The classes were led by Mr. Harishvara Venkat, an eminent photographer and wildlife enthusiast, who has been teaching Wildlife photography to children and nature enthusiasts for many years now and strives to give back to the natural world that he so fiercely loves and protects, in every way he can. Mr. Prakash Ramakrishnan who captured the award winning melanistic and common leopard pair photograph, was also around to guide and offer useful photography tips to the participants during field walks.
“The group comprised of a mix of aspiring student hobbyists, budding amateurs to professionals. Interacting with them opened up a whole new perspective for me in the relatively unknown world of photography.”
What made it equally engaging was the information shared by the friendly naturalist Mr.Lingesh Kalingarayar, on the behaviour and habits of the wildlife subjects we photographed.
Our field trip on that first evening was through the tea gardens in the estate alongside the fragments of forest patches. After spotting a few birds, we spotted a herd of six Indian gaurs grazing on the meadows. As we were marveling at the muscular bulls and cows, an unusual disturbance made them nervous as they suddenly ran in alert. Lingesh observed what spooked them and to all our surprise and excitement, a sloth bear emerged from the tea bushes. The usually shy, solitary animal was totally unaware of our presence and was busy looking for ants and termites to feed on.
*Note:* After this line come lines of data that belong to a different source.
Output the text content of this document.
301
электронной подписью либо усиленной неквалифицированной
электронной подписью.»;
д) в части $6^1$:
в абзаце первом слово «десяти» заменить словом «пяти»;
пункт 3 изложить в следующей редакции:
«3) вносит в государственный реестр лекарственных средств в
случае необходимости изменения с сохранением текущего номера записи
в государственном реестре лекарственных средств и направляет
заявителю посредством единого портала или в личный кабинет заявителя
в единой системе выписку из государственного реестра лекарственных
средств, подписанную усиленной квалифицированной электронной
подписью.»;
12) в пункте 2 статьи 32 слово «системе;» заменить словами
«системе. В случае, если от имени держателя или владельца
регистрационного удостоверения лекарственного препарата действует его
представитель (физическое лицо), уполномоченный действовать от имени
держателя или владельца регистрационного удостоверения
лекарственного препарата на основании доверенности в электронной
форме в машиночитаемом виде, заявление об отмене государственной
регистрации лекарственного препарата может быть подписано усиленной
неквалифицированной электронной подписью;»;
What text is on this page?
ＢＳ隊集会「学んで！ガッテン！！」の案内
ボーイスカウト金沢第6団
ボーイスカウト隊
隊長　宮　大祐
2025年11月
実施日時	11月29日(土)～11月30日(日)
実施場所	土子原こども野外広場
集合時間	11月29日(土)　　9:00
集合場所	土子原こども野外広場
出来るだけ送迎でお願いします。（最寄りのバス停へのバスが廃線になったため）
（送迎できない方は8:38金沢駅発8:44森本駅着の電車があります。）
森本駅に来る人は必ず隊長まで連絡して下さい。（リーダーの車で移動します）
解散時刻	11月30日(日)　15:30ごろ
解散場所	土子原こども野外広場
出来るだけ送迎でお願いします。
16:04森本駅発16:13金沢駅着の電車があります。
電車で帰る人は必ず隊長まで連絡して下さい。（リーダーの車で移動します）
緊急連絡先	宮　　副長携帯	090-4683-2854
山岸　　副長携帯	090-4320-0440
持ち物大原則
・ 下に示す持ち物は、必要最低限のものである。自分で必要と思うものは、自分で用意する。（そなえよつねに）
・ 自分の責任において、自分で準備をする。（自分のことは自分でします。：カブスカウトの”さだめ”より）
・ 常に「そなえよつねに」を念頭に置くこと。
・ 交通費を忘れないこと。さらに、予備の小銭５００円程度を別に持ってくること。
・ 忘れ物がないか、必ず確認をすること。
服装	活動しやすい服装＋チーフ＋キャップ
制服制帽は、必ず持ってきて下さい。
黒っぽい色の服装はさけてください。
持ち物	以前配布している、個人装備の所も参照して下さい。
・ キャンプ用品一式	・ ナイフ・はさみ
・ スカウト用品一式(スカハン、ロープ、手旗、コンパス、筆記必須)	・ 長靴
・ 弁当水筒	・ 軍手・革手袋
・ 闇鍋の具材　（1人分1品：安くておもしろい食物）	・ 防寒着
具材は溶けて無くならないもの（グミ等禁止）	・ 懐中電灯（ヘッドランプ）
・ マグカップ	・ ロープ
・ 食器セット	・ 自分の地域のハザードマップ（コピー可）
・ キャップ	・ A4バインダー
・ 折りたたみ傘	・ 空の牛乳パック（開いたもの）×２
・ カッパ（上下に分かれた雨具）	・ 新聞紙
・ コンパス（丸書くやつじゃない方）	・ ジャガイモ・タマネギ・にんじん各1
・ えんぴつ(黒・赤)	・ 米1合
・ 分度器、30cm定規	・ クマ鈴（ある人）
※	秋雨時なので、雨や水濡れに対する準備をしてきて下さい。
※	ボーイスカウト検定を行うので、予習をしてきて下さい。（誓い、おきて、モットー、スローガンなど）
With its sluggish walk, like on a treasure hunt, the bear was untrue to its sloppy nature as it urgently went raiding on termite mounds like on a frenzy mission. The air was filled with happiness and excitement as I stood along with the shutterbugs and their non-stop clicks. It was an exhilarating experience to have managed a rare sighting and a brilliant way to kick start the tour.
A sumptuous dinner was served for us at the Indraprastha bungalow as we shared stories with our new acquaintances before going to bed.
It was an early start to the following day, as we set out in pursuit of the Great Indian hornbills and Nilgiri Tahrs. Thanks to our Naturalist’s knowledge of the locale, we looked for them in the right places and managed with good sightings of both the Hornbill and Tahrs.
The classes continued, back at the Indraprastha bungalow, as Harish took us through the various techniques and nuances of photography. The evening was windy with drizzles and we had to be content with a lone spotting of a barking deer during the trek.
On the final day, we started off early to Puthuthottam estate in pursuit of the lion tailed macaques and a variety of birds. Upon arriving at Puthuthottam Annexe, a private plantation bungalow operated by Briar tea Bungalows, we spotted a couple of Malabar giant squirrels hanging around on trees. Birds of all varieties chirped and fluttered around – rufous babblers, vernal hanging parrots, orange minivets, scimitar babblers, coppersmith barbet.
“Oooh! I am amazed at the number of species I got to know while birding with the team!”
On return for our final session of the workshop, we had an amazing informative session with Ganesh Raghunathan, a research affiliate with Nature Conservation Foundation, a mysore based NGO pioneering in conservation efforts in a range of wildlife habitats across the country. He shared with us some useful tips on photo composition. He later shared with us, details on the work they do at the Anamalais towards conservation of the rainforests and its endangered habitants.
The workshop came to an end by Sunday afternoon and it was an enriching experience overall. As I bid goodbye to the misty hills and the green tea gardens, I carried nothing but wonderful memories back home.